It sucks that S3 somehow became the defacto object storage interface, the API is terrible IMO. Too many headers, too many unknowns with support. WebDAV isn't any better, but I feel like we missed an opportunity here for a standardized interface.
Its like GET <namespace>/object, PUT <namespace>/object. To me its the most obvious mapping of HTTP to immutable object key value storage you could imagine.
It is bad that the control plane responses can be malformed XML (e.g keys are not escaped right if you put XML control characters in object paths) but that can be forgiven as an oversight.
Its not perfect but I don't think its a strange API at all.
My browser prints that out to 413 pages with a naive print preview. You can squeeze it to 350 pretty reasonably with a bit of scaling before it starts getting to awfully small type on the page.
Yes, there's a simple API with simple capabilities struggling to get out there, but pointing that out is merely the first step on the thousand-mile journey of determining what, exactly, that is. "Everybody uses 10% of Microsoft Word, the problem is, they all use a different 10%", basically. If you sat down with even 5 relevant stakeholders and tried to define that "simple API" you'd be shocked what you discover and how badly Hyrum's Law will bite you even at that scale.
> My browser prints that out to 413 pages with a naive print preview. You can squeeze it to 350 pretty reasonably with a bit of scaling before it starts getting to awfully small type on the page.
It gets complex with ACLs for permissions, lifecycle controls, header controls and a bunch of other features that are needed on S3 scale but not at smaller provider scale.
And many S3-compatible alternatives (probably most but the big ones like Ceph) don't implement all of the features.

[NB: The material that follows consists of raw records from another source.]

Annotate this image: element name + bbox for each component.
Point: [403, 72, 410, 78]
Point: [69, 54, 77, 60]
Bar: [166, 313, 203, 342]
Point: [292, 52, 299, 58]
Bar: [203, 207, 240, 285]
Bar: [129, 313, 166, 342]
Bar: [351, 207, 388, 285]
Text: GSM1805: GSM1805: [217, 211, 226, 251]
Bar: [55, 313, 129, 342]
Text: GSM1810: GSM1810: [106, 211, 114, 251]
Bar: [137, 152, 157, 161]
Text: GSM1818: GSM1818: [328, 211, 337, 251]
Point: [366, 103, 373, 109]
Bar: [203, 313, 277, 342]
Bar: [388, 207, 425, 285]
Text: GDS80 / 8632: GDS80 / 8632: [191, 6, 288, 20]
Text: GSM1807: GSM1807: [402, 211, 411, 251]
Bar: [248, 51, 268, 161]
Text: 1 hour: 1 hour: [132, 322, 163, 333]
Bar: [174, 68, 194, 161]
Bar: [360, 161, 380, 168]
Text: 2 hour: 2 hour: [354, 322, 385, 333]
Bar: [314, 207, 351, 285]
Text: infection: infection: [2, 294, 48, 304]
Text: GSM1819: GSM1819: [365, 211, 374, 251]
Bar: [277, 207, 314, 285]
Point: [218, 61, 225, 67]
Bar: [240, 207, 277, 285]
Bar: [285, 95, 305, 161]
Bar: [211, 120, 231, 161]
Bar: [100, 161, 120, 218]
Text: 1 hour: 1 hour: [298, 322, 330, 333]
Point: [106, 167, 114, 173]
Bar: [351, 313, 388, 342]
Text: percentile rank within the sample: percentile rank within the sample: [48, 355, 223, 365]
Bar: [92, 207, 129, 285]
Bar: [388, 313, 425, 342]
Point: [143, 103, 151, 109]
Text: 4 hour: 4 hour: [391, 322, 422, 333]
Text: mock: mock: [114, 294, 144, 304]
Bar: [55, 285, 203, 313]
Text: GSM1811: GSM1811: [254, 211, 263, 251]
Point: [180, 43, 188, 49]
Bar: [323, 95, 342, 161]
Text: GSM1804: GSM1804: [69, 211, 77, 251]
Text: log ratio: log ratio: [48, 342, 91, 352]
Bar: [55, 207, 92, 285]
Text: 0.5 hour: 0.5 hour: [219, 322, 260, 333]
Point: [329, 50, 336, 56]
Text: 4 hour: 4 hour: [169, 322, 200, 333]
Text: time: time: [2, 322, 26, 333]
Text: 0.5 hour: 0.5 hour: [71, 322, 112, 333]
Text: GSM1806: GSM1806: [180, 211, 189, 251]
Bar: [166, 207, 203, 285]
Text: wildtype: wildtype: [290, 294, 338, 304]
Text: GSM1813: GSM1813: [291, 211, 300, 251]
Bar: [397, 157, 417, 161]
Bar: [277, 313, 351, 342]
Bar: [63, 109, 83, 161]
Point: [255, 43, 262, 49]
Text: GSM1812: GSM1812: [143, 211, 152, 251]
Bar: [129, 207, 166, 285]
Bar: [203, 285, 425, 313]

For example for lifecycles backblaze have completely different JSON syntax
Everything uses poorly documented, sometimes inconsistent HTTP headers that read like afterthoughts/tech debt. An S3 standard implementation has to have amazon branding all over it (x-amz) which is gross.
To be fair. We still have an opportunity to create a standardized interface for object storage. Funnily enough when Microsoft made their own they did not go for S3 compatible APIs, but Microsoft usually builds APIs their customers can use.
It was better. When it first came out, it was a pretty simple API, at least simpler than alternatives (IIRC, I could just be thinking with nostalgia).
I think it's only gotten as complicated as it has as new features have been organically added. I'm sure there are good use cases for everything, but it does beg the question -- is a better API possible for object storage? What's the minimal API required? GET/POST/DELETE?
I suspect there is no decent "minimal" API. Once you get to tens of millions of objects in a given prefix, you need server side filtering logic. And to make it worse, you need multiple ways to do that.
For example, did you know that date filtering in S3 is based on string prefix matching against an ISO8601/RFC3339 style string representation? Want all objects created between 2024-01-01 and 2024-06-30? You'll need to construct six YYYY-MM prefixes (one per month) for datetime and add them as filter array elements.
As a result the service abbreviation is also incorrect these days. Originally the first S stood for "Simple". With all the additions they've had to bolt on, S2 would be far more appropriate a name.
it's storing a [utf8-string => bytes] mapping with some very minimal metadata. But that can be whatever you want. JSON, CBOR, XML, actual document formats etc.
And it's default encoding for listing, management operations and similar is XML....
> but I feel like we missed an opportunity here for a standardized interface.
except S3 _is_ the de-facto standard interface which most object storage system speaks
but I agree it's kinda a pain
and commonly done partial (both feature wise and partial wrong). E.g. S3 store utf8 strings, not utf8 file paths (like e.g. minio does), that being wrong seems fine but can lead to a lot of problems (not just being incompatible for some applications but also having unexpected perf. characteristics for others) making it only partial S3 compatible. Similar some implementations random features like bulk delete or support `If-Match`/`If-Non-Match` headers can also make them S3 incompatible for some use cases.
So yeah, a new external standard which makes it clear what you should expect to be supported to be standard compatible would be nice.